Governments need to do more. If there are rules implemented, quotas, ideas implemented about promoting women, it will work. There is no easy way to achieve this.”
For women individually, Kozinchenko says, the key to finding these opportunities is education. For companies, it is implementing the right policies. Kozinchenko’s mentoring advice reflects the good advice she herself received in life: her grandmother pushed for her mother to get a good education, and both pushed Ekaterina to pursue a career. Much of that was developed working for foreign companies.
“The more we educate women about this, the more tools we will give them, the more their mindset will get them to seek out the best opportunities.”
“What I always tell women is that they have to choose the best option. If there is a better option outside your current company, take it. If there is no policy of promoting women in your company, you could be stuck forever.”

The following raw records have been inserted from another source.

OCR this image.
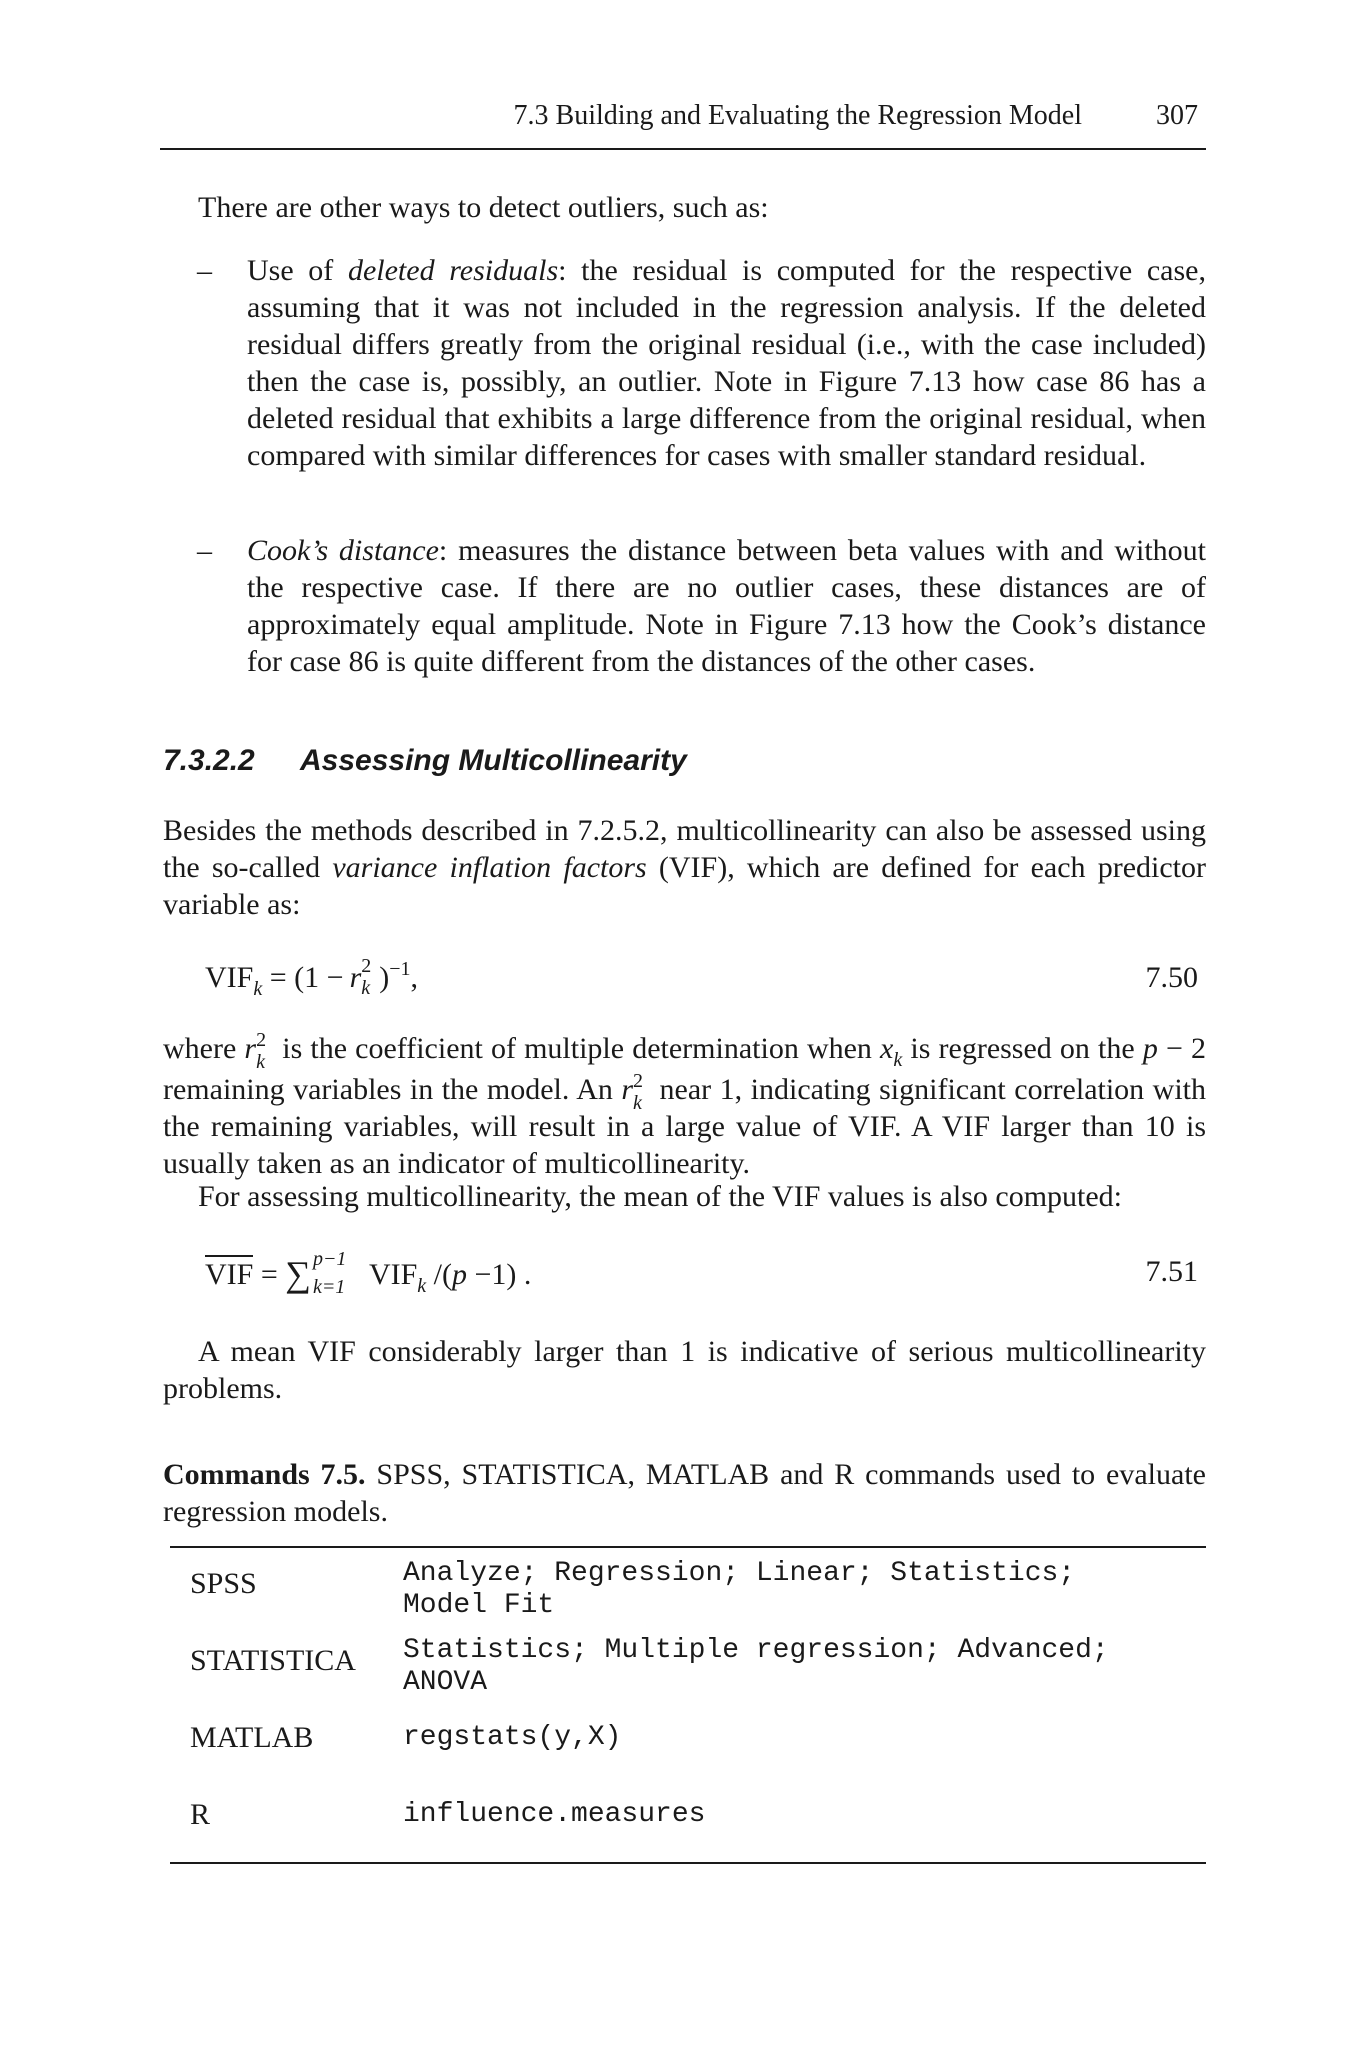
7.3 Building and Evaluating the Regression Model	307
There are other ways to detect outliers, such as:
– Use of deleted residuals: the residual is computed for the respective case, assuming that it was not included in the regression analysis. If the deleted residual differs greatly from the original residual (i.e., with the case included) then the case is, possibly, an outlier. Note in Figure 7.13 how case 86 has a deleted residual that exhibits a large difference from the original residual, when compared with similar differences for cases with smaller standard residual.
– Cook’s distance: measures the distance between beta values with and without the respective case. If there are no outlier cases, these distances are of approximately equal amplitude. Note in Figure 7.13 how the Cook’s distance for case 86 is quite different from the distances of the other cases.
7.3.2.2 Assessing Multicollinearity
Besides the methods described in 7.2.5.2, multicollinearity can also be assessed using the so-called variance inflation factors (VIF), which are defined for each predictor variable as:
$VIF_k = (1 - r$ 2
k )$^{-1}$,	7.50
where r 2
k is the coefficient of multiple determination when $x_k$ is regressed on the p − 2 remaining variables in the model. An r 2
k near 1, indicating significant correlation with the remaining variables, will result in a large value of VIF. A VIF larger than 10 is usually taken as an indicator of multicollinearity.
For assessing multicollinearity, the mean of the VIF values is also computed:
VIF = ∑ p−1
k=1 $VIF_k$ /(p −1) .	7.51
A mean VIF considerably larger than 1 is indicative of serious multicollinearity problems.
Commands 7.5. SPSS, STATISTICA, MATLAB and R commands used to evaluate regression models.
SPSS	Analyze; Regression; Linear; Statistics;
Model Fit
STATISTICA Statistics; Multiple regression; Advanced;
ANOVA
MATLAB	regstats(y,X)
R	influence.measures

The COVID-19 pandemic has shown that the gender gap remains a problem in even the most developed economies despite decades of fighting for equality. The crisis hit women particularly hard. The charity Oxfam estimates that the pandemic cost women -overrepresented in low-paid, precarious sectors like retail, tourism and food services, more than 64 million jobs, or $800 billion in lost income in 2020 alone. Their workplace productivity was also hit hard, as restrictions forcing many to work from home laid bare the disproportionate share of domestic tasks shouldered by women.
“I hope the pandemic has only set us back for some time,” Kozinchenko says. “But there’s no denying it has hit women hard.”
“The only advice I can give to all women is this: for kids, one year is nothing. They still have their whole life, and the flexibility of any kid is phenomenal. But for us, for each of you, you need to take care of yourself, first of all, put yourself first. Because that’s one thing women rarely do.”